Mais advint que M. Picquié voulut forcer son talent, chose toujours périlleuse : à son instigation les délégués de quatre groupes, Chambre Consultative, Comice Agricole, Commission Municipale et Chambre des Mines se réunissent le 28 février afin de désigner le porte-voix de la population.
Des indiscrets, des colons toujours enclins à l’émancipation, eurent l’exorbitante prétention de vouloir indiquer le caractère du discours : manifestation économique, exaltation des forces vives de la Colonie, peu ou point d’encens officiel et de circonstance.
Là-dessus, beau tapage et des invectives rappelant les fameuses apostrophes : « Qui t’a fait comte ? – Qui t’a fait roi ? »
Du coup, une scission se produisait, deux des groupes refusaient de s’associer, les yeux fermés, à une pure manifestation officielle.

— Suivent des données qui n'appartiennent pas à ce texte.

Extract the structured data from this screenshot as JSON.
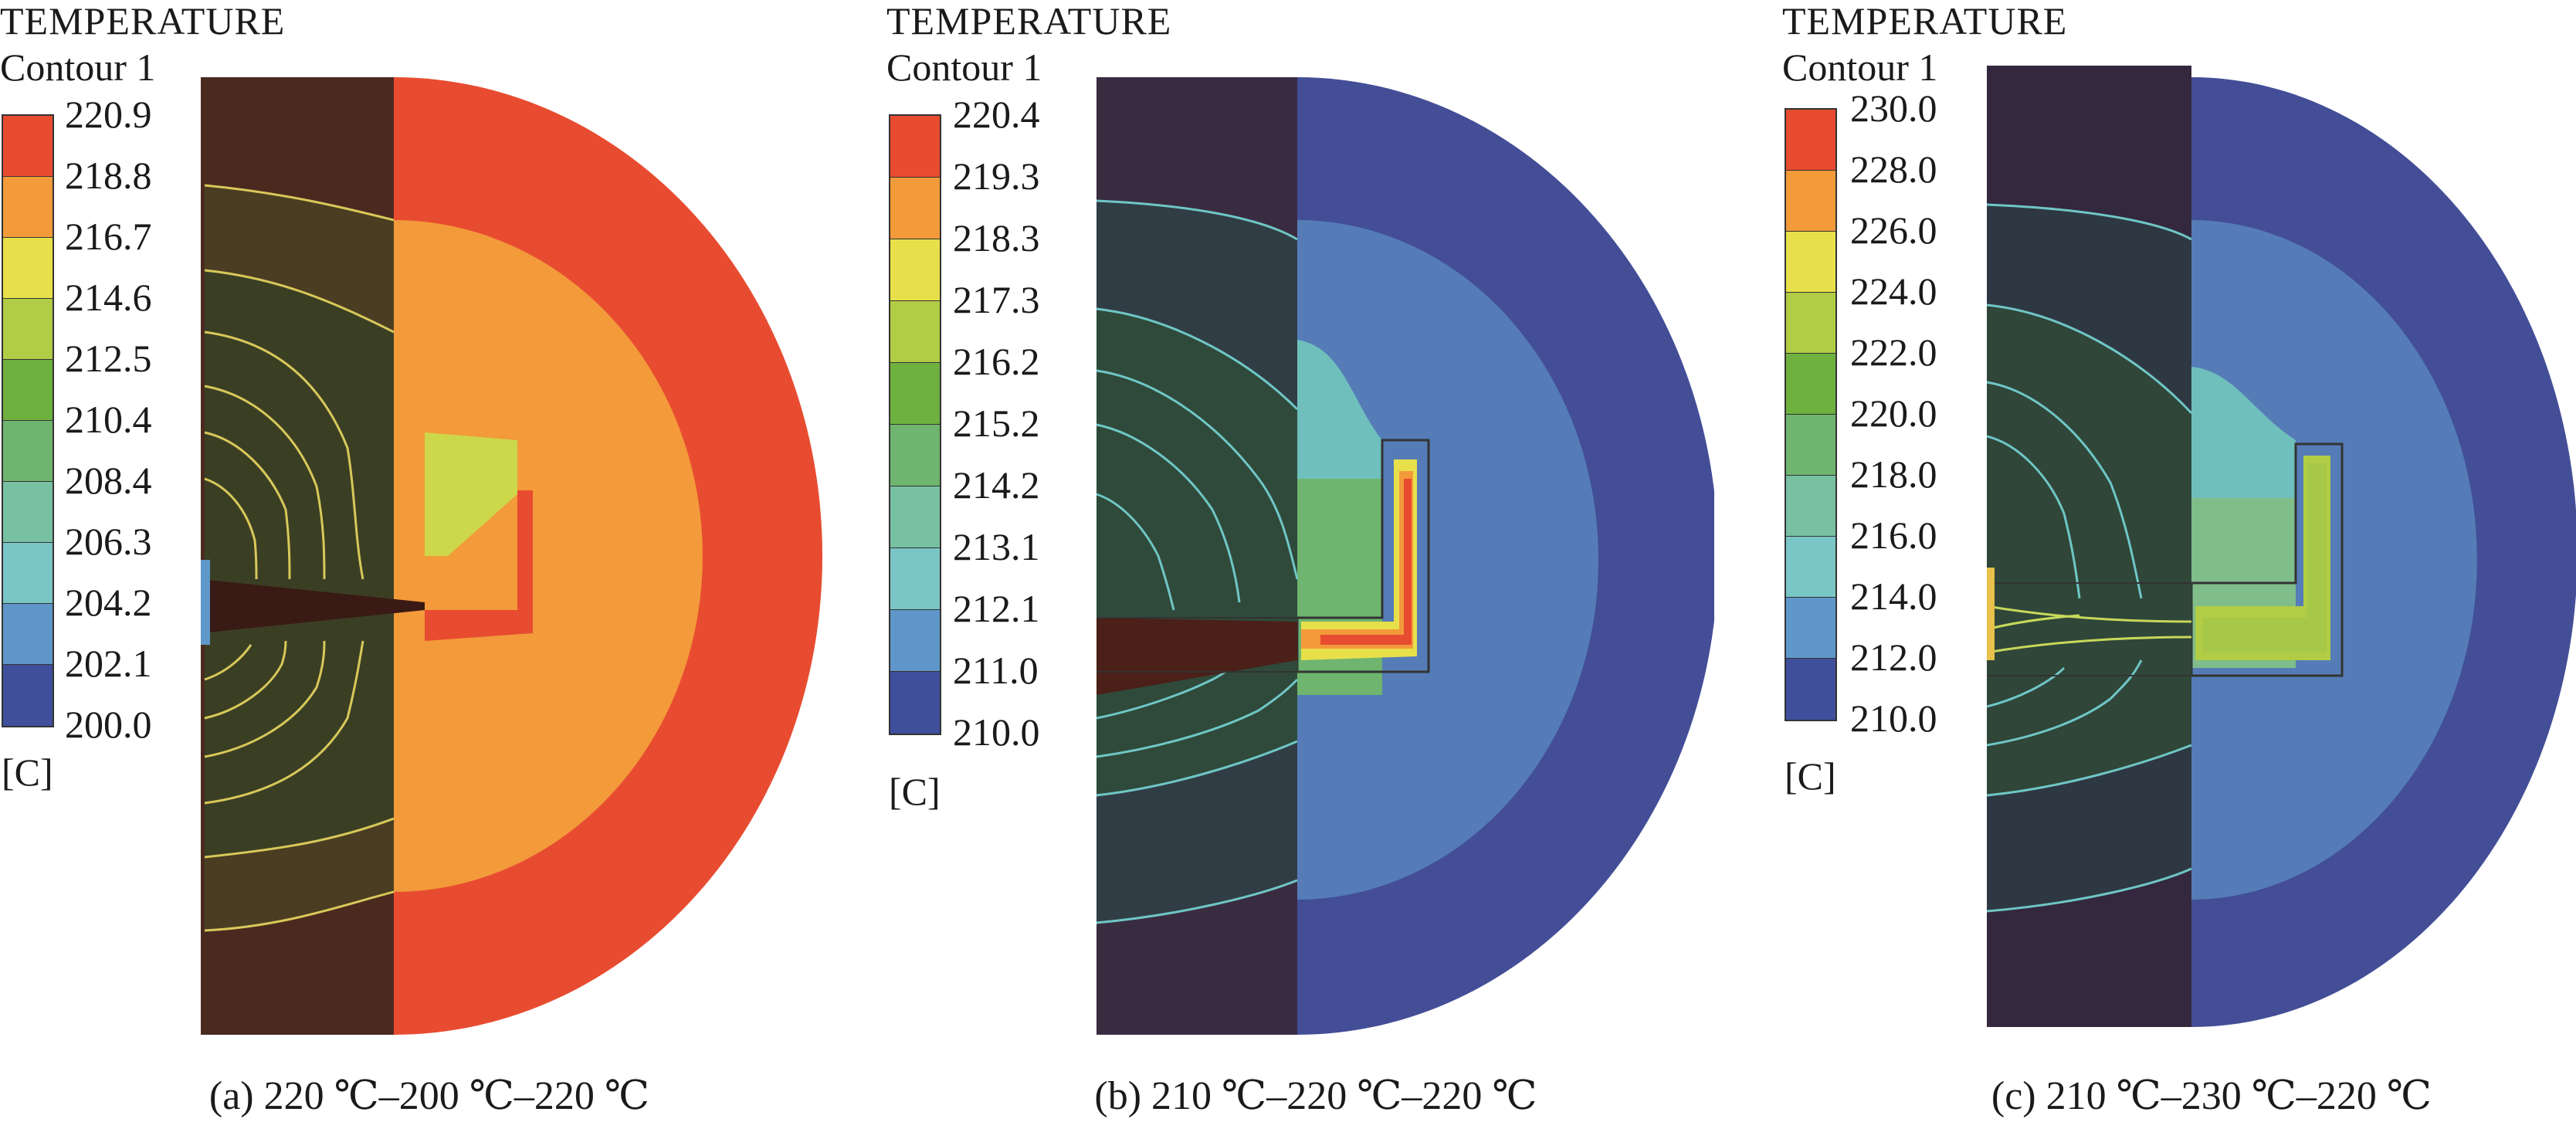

Et la combinaison tout entière tombait à l’eau.
Nous sommes avisés que les mêmes incidents se sont déroulés sous une forme peu différente à Tamatave et que le résultat fut le même : les représentants qualifiés des deux centres refusent d’apporter à M. Picquié un mérite qui ne lui appartient pas.
Et voici qu’à la dernière heure un appel sur affiches tricolores est fait aux hommes de bonne volonté : c’est la Sultative qui marche sous cette bannière indépendante. On peut être assuré qu’un nombre respectable de fonctionnaires répondra à l’appel gouvernemental et soulignera de bravos nourris les harangues officielles.
Quant à l’immense majorité des Colons, pour qui la vie est autre chose qu’un enchaînement de fêtes, elle célébrera le très gros événement qu’est l’aboutissement du Chemin de fer à la mer par la glorification de notre jeune et ardente Colonie, ce qui vaudra infiniment mieux que le pénible repêchage d’un Gouverneur disqualifié.